| “Depression, the silent killer.” I hate the commercial that states that, it’s become so cliché now. When drugs are mentioned on every channel, it really seems like well, maybe you really are depressed, doesn’t it? It does for me, which makes me fight against it.
I get depressed – or, more accurately – episodes of depression. It’s part of the post-traumatic stress disorder (PTSD) that I deal with. When my PTSD is triggered I can fall into the dungeons of depression. I can admit it now, it scared me to death the first time I realized I might be depressed, as I envisioned a life of constant medication and – worse still – that I might understand the significance of that bouncing turnip-looking thing in those Zoloft commercials.
“Depression hurts, not just you, but your family, everyone around you.” I’ve heard that one as well, along with, “depression is just anger turned inside.” But with so many hackneyed phrases, do you really get an idea of what depression is? Here is what I initially thought depression entailed:
- Eating bonbons all day
- Lying around in bed
- Fatigue
- Suicidal thoughts
- Destructive behaviors (such as the bonbon eating)
- Not returning phone calls
Here were my symptoms when I finally admitted I was depressed:
- Irritability
- Excess energy and the inability to stay still
- Inability to sleep
- An urge to not be cooped up (resulting in me walking rather than take the subway)
- Restlessness
- Not returning phone calls
- Destructive behaviors (nail-biting to the point of bleeding)
There was no fatigue or bonbons. Because of this, I didn’t think it was depression, so figured I just had a touch of ennui. It’s such a nice word, isn’t it? ‘Ennui’ – pronounced something like ‘On-We’. Of course, the dictionary.com definition of ennui is – yup – depression.
So, to change it even more, and deny the frightening idea of something I didn’t understand, I called it emu instead. Emu – a flightless fowl. I joked that I was ‘riding the emu’ and would soon make a stop and dismount.
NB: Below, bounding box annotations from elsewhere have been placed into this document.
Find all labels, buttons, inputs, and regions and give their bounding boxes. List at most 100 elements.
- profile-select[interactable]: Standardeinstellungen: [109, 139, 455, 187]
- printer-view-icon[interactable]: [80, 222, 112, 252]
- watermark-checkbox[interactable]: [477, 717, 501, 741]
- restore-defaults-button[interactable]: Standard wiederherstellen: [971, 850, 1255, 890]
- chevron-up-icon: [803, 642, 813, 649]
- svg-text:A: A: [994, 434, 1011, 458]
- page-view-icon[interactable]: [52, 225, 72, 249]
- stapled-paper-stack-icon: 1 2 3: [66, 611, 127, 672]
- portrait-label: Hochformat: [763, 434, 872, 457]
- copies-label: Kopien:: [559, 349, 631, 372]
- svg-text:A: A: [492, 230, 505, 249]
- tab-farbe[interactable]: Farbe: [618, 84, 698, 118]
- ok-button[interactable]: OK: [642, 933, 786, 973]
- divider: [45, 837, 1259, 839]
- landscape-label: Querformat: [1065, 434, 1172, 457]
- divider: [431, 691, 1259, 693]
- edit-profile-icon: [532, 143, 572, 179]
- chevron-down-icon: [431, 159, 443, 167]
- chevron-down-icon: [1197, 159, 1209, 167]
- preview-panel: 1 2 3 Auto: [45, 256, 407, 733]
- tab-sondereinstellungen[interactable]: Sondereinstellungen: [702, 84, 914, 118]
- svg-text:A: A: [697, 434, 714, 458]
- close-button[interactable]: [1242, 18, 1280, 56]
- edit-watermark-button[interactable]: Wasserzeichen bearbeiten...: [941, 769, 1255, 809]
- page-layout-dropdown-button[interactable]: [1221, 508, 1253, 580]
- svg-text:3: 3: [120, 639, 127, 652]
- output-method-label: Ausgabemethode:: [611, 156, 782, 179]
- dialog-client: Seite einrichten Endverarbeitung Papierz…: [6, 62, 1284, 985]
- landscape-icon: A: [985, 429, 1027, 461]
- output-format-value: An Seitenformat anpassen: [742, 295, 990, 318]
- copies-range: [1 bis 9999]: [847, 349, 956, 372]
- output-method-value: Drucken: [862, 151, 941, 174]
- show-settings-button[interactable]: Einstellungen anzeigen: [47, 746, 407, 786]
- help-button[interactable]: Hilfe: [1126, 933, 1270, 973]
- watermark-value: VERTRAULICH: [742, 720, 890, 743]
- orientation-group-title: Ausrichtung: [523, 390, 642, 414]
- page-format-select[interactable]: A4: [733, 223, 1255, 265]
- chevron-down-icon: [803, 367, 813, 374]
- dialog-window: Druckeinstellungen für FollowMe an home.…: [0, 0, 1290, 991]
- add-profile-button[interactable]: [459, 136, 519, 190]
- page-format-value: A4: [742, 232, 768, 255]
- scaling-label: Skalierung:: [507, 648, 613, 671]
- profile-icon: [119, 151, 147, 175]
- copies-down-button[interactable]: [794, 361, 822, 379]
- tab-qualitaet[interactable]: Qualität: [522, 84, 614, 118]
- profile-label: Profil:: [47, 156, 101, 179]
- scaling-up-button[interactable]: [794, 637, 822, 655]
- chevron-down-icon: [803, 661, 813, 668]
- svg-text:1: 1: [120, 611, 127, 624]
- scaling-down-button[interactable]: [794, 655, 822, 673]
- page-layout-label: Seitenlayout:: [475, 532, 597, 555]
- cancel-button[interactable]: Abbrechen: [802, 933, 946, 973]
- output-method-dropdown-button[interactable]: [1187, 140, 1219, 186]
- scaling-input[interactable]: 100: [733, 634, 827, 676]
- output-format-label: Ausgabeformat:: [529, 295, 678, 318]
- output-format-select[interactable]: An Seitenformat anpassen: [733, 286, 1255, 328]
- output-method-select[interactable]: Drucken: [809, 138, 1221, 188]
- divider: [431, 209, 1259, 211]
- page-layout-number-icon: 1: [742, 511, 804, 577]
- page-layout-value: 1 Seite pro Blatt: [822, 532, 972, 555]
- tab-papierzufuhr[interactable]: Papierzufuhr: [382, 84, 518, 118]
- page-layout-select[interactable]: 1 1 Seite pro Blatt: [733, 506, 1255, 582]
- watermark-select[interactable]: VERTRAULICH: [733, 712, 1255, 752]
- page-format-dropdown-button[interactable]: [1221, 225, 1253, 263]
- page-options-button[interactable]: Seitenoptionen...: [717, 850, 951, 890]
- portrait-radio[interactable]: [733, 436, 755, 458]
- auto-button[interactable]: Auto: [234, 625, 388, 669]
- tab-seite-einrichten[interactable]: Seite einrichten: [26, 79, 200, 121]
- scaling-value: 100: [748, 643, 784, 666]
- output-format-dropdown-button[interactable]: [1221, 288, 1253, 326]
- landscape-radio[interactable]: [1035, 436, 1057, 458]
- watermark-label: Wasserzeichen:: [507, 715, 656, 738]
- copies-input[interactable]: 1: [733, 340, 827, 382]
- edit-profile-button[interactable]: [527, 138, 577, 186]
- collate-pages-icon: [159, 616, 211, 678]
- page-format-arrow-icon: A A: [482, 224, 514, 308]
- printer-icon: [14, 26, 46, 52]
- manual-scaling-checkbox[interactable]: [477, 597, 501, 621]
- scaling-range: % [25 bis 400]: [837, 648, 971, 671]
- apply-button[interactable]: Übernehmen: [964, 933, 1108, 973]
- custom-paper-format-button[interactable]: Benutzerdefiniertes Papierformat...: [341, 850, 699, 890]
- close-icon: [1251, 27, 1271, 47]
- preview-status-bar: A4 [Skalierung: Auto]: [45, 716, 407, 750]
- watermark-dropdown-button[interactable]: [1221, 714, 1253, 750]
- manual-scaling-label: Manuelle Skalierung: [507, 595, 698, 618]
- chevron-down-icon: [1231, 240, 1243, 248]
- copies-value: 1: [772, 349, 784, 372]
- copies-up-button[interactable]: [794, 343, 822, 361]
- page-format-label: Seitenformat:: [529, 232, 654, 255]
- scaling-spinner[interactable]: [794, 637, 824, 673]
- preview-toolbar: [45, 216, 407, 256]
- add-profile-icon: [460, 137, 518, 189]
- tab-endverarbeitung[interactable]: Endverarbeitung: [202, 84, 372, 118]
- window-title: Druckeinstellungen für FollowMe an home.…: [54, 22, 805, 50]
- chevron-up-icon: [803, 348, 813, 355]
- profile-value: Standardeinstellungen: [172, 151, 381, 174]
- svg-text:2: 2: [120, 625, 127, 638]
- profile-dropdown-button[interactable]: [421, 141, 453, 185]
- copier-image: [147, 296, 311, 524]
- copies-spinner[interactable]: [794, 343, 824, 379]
But depression doesn’t work like that. You can’t really tell yourself to ‘snap out of it’ or have others do that, it can just make the depression stronger. Depression is an illness of not just the mind, but the body. It is a chemical imbalance but also, it’s natural. You aren’t happy 100% of the time, it would be exhausting. There are times when depression is warranted, when it’s okay to be sad.
It’s when it lingers that it becomes clinical depression. There is also dysthymia, which is a constant light depression. In fact, even within the ‘Depression Umbrella’ there are many different forms. Per Psychology Today depression also comes with real and generally unidentifiable, physical pain. The pain is very real, and usually the first symptom. In fact, new theories state that it could be this unidentifiable pain that can lead to depression, rather than the other way around. Also, those in chronic pain can end up developing depression – and I can see why. It’s never pleasant to constantly hurt.
While changes in eating and sleeping habits are symptoms that may signal depression, there are as many different signs of depression as there are people – it’s quite varied. The depression indicator form that I have to fill out every few months asks questions about how often I cry, my energy level, feelings of self-worth (which tend to go down when you’re depressed), my interest in activities I usually enjoy, restlessness, irritability, etc. These are all indicators of depression.
There is something important I think needs to be said here – never diagnosis yourself from a commercial. When I first realized I identified with the symptoms in the commercial I was terrified and didn’t tell my doctor the truth about how I was feeling. When I finally calmed down, we were able to discuss how everyone goes through cycles of depression in their life and it doesn’t necessitate a life-time of little pills. However, some people do have more severe medical needs, and it isn’t something to be afraid of. We need to take care of ourselves, mind and body, and depression attacks both mind and body.
Depression does separate me from my friends. When I’m riding the emu, I’m riding it far from civilization. I want to be left alone to seethe and cry as I run laps. But, I also want to stop the ride. I also recognize things in my life that might have led me to hop on that bird and zoom around the city. And, most importantly, I realize that depression doesn’t mean I’ll be beholden to drugs like those I see on television for the rest of my life. I recognize it as an illness, and treat it as such. Attacking yourself and doubting yourself doesn’t help anything. But envisioning the emu running off into the sunset (riderless) is a wonderful thing.